The present study has a few limitations. First, not having restricted the study by age or to a priori at-risk patients resulted in low delirium prevalence, which affected the study’s power (few events per predictor) and could have inflated the score’s performance. However, its performance was similar in both the lowest (low prevalence) and highest age quartiles (high prevalence). Secondly, two of the score items are subjective. Nevertheless, many delirium scores include these items, with good inter-rater agreement.12, 13, 15 The two subjective predictors were discriminative even though untrained physicians administered the test. Furthermore, the test’s performance was constant over a variety of subgroups, indicating that the presence or absence of items was easy to assess, even in older patients or patients with cognitive impairment. In an effort to develop a more reproducible measure, we tested an alternative score, including objective predictors only, but it performed worse. Thirdly, because some of the score’s questions are close to those asked during the neuropsychological examination, there could be incorporation bias. However, the AL-O-A score is far simpler and less time-consuming; therefore, we believe that its usefulness has been demonstrated. Fourthly, although external validation is the preferred validation method whenever possible, no independent sample was available for study. We instead performed an internal validation.17 Among internal validation methods, bootstrapping is the recommended technique for correcting a model’s performance for optimism.17 Fifthly, the reference standard was based on classic, validated scales administered by an experienced neuropsychologist. However, neuropsychological evaluation for the diagnosis of delirium could have differed between raters. Finally, the test was developed and evaluated in a French-speaking Swiss population sample (the English version is provided in the Appendix section), and its performance might vary in other languages or cultures.

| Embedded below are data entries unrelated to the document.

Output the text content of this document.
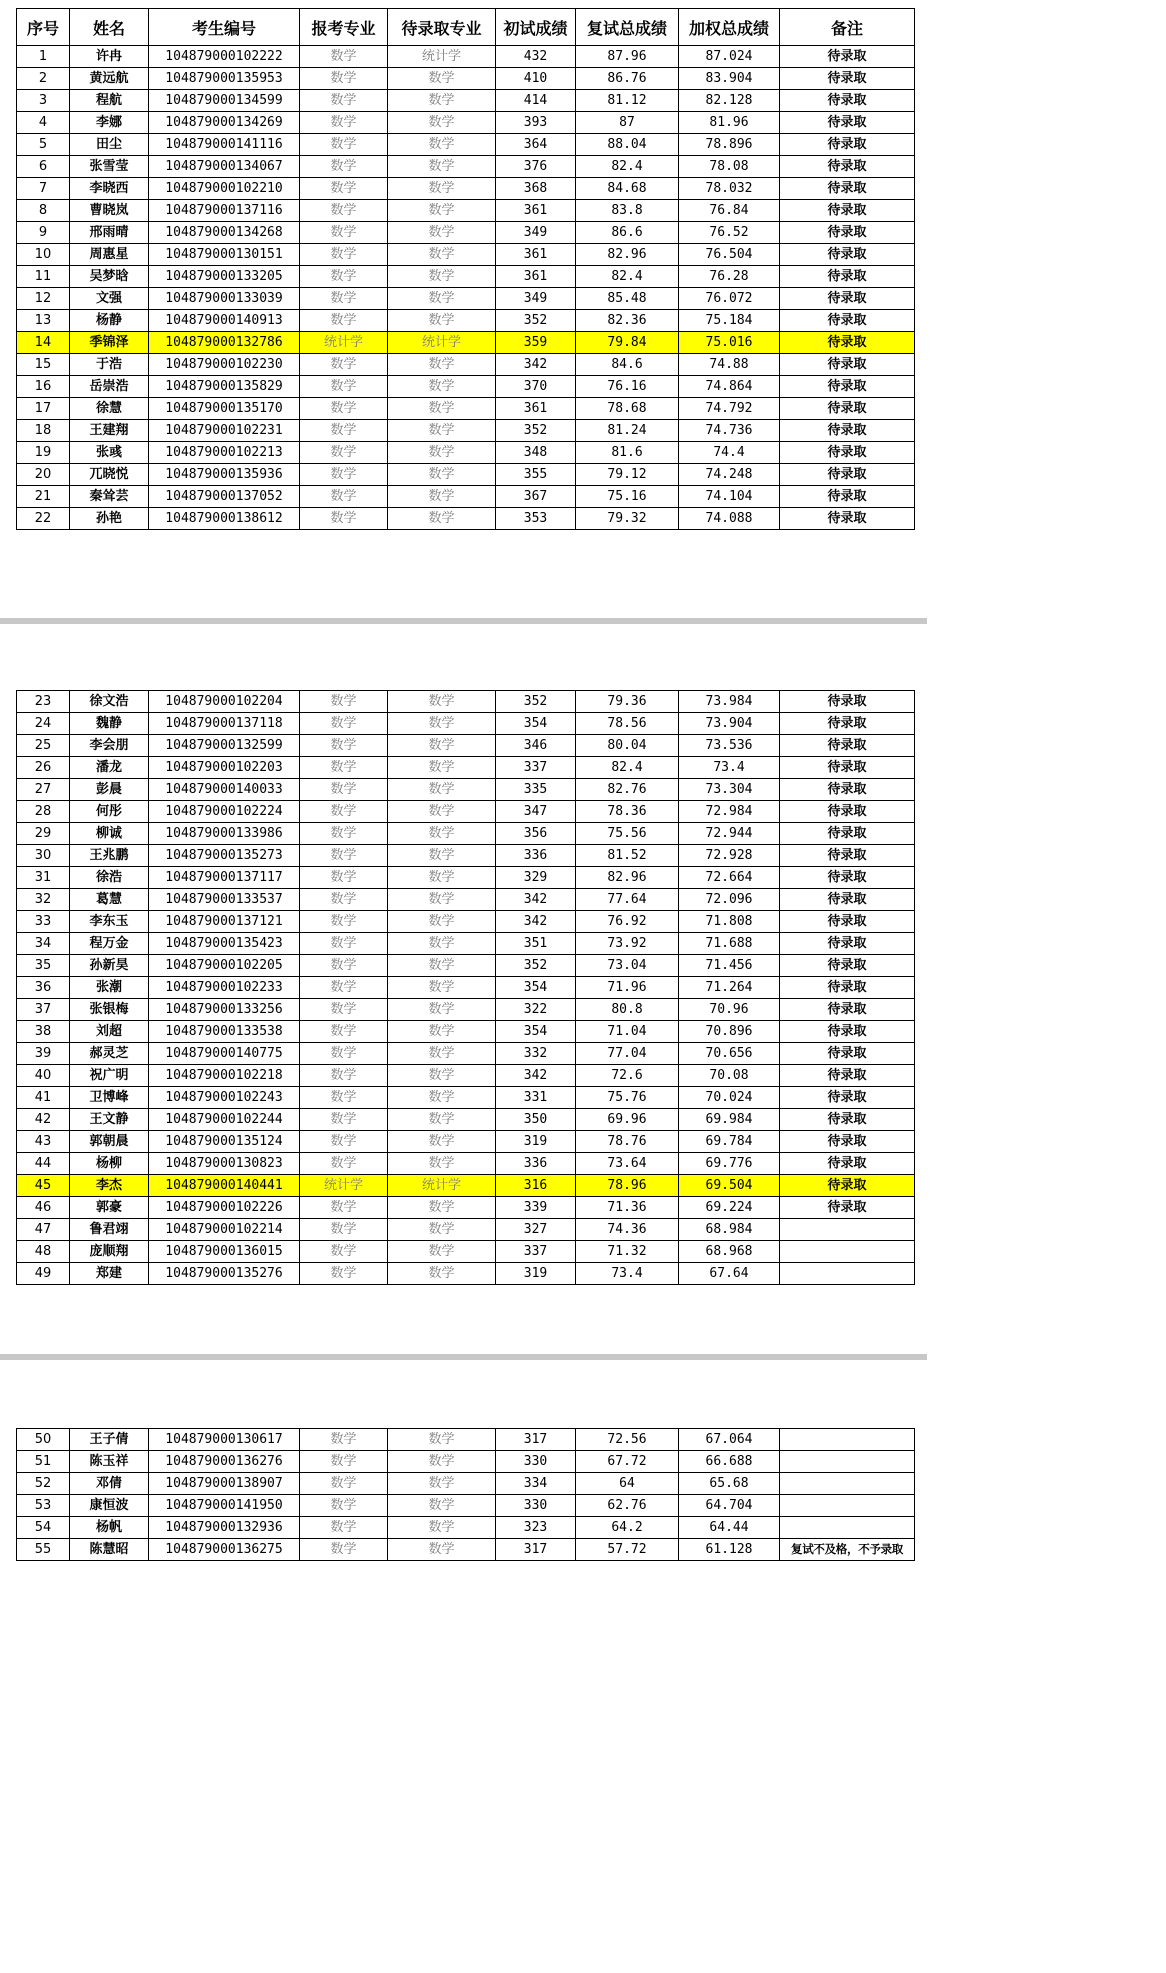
序号	姓名	考生编号	报考专业	待录取专业	初试成绩	复试总成绩	加权总成绩	备注
1	许冉	104879000102222	数学	统计学	432	87.96	87.024	待录取
2	黄远航	104879000135953	数学	数学	410	86.76	83.904	待录取
3	程航	104879000134599	数学	数学	414	81.12	82.128	待录取
4	李娜	104879000134269	数学	数学	393	87	81.96	待录取
5	田尘	104879000141116	数学	数学	364	88.04	78.896	待录取
6	张雪莹	104879000134067	数学	数学	376	82.4	78.08	待录取
7	李晓西	104879000102210	数学	数学	368	84.68	78.032	待录取
8	曹晓岚	104879000137116	数学	数学	361	83.8	76.84	待录取
9	邢雨晴	104879000134268	数学	数学	349	86.6	76.52	待录取
10	周惠星	104879000130151	数学	数学	361	82.96	76.504	待录取
11	吴梦晗	104879000133205	数学	数学	361	82.4	76.28	待录取
12	文强	104879000133039	数学	数学	349	85.48	76.072	待录取
13	杨静	104879000140913	数学	数学	352	82.36	75.184	待录取
14	季锦泽	104879000132786	统计学	统计学	359	79.84	75.016	待录取
15	于浩	104879000102230	数学	数学	342	84.6	74.88	待录取
16	岳崇浩	104879000135829	数学	数学	370	76.16	74.864	待录取
17	徐慧	104879000135170	数学	数学	361	78.68	74.792	待录取
18	王建翔	104879000102231	数学	数学	352	81.24	74.736	待录取
19	张彧	104879000102213	数学	数学	348	81.6	74.4	待录取
20	兀晓悦	104879000135936	数学	数学	355	79.12	74.248	待录取
21	秦耸芸	104879000137052	数学	数学	367	75.16	74.104	待录取
22	孙艳	104879000138612	数学	数学	353	79.32	74.088	待录取
23	徐文浩	104879000102204	数学	数学	352	79.36	73.984	待录取
24	魏静	104879000137118	数学	数学	354	78.56	73.904	待录取
25	李会朋	104879000132599	数学	数学	346	80.04	73.536	待录取
26	潘龙	104879000102203	数学	数学	337	82.4	73.4	待录取
27	彭晨	104879000140033	数学	数学	335	82.76	73.304	待录取
28	何彤	104879000102224	数学	数学	347	78.36	72.984	待录取
29	柳诚	104879000133986	数学	数学	356	75.56	72.944	待录取
30	王兆鹏	104879000135273	数学	数学	336	81.52	72.928	待录取
31	徐浩	104879000137117	数学	数学	329	82.96	72.664	待录取
32	葛慧	104879000133537	数学	数学	342	77.64	72.096	待录取
33	李东玉	104879000137121	数学	数学	342	76.92	71.808	待录取
34	程万金	104879000135423	数学	数学	351	73.92	71.688	待录取
35	孙新昊	104879000102205	数学	数学	352	73.04	71.456	待录取
36	张潮	104879000102233	数学	数学	354	71.96	71.264	待录取
37	张银梅	104879000133256	数学	数学	322	80.8	70.96	待录取
38	刘超	104879000133538	数学	数学	354	71.04	70.896	待录取
39	郝灵芝	104879000140775	数学	数学	332	77.04	70.656	待录取
40	祝广明	104879000102218	数学	数学	342	72.6	70.08	待录取
41	卫博峰	104879000102243	数学	数学	331	75.76	70.024	待录取
42	王文静	104879000102244	数学	数学	350	69.96	69.984	待录取
43	郭朝晨	104879000135124	数学	数学	319	78.76	69.784	待录取
44	杨柳	104879000130823	数学	数学	336	73.64	69.776	待录取
45	李杰	104879000140441	统计学	统计学	316	78.96	69.504	待录取
46	郭豪	104879000102226	数学	数学	339	71.36	69.224	待录取
47	鲁君翊	104879000102214	数学	数学	327	74.36	68.984	
48	庞顺翔	104879000136015	数学	数学	337	71.32	68.968	
49	郑建	104879000135276	数学	数学	319	73.4	67.64	
50	王子倩	104879000130617	数学	数学	317	72.56	67.064	
51	陈玉祥	104879000136276	数学	数学	330	67.72	66.688	
52	邓倩	104879000138907	数学	数学	334	64	65.68	
53	康恒波	104879000141950	数学	数学	330	62.76	64.704	
54	杨帆	104879000132936	数学	数学	323	64.2	64.44	
55	陈慧昭	104879000136275	数学	数学	317	57.72	61.128	复试不及格，不予录取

Nevertheless, AL-O-A’s individual predictors can be found in several instruments validated in different languages with equivalent performance.12, 13, 15 Besides, the score was administered during the 48 h after admission, and patients with strokes, acute psychiatric diseases or post-surgery were not included. Thus, the score’s performance remains unknown in these patient groups or later after admission.

In conclusion, the AL-O-A score is fast, easy and performs well, even among older adults or patients with a cognitive impairment admitted to an internal medicine ward. Further studies are now needed to assess its clinical relevance as a systematic screening tool for any admission and its performance in other settings (external validation).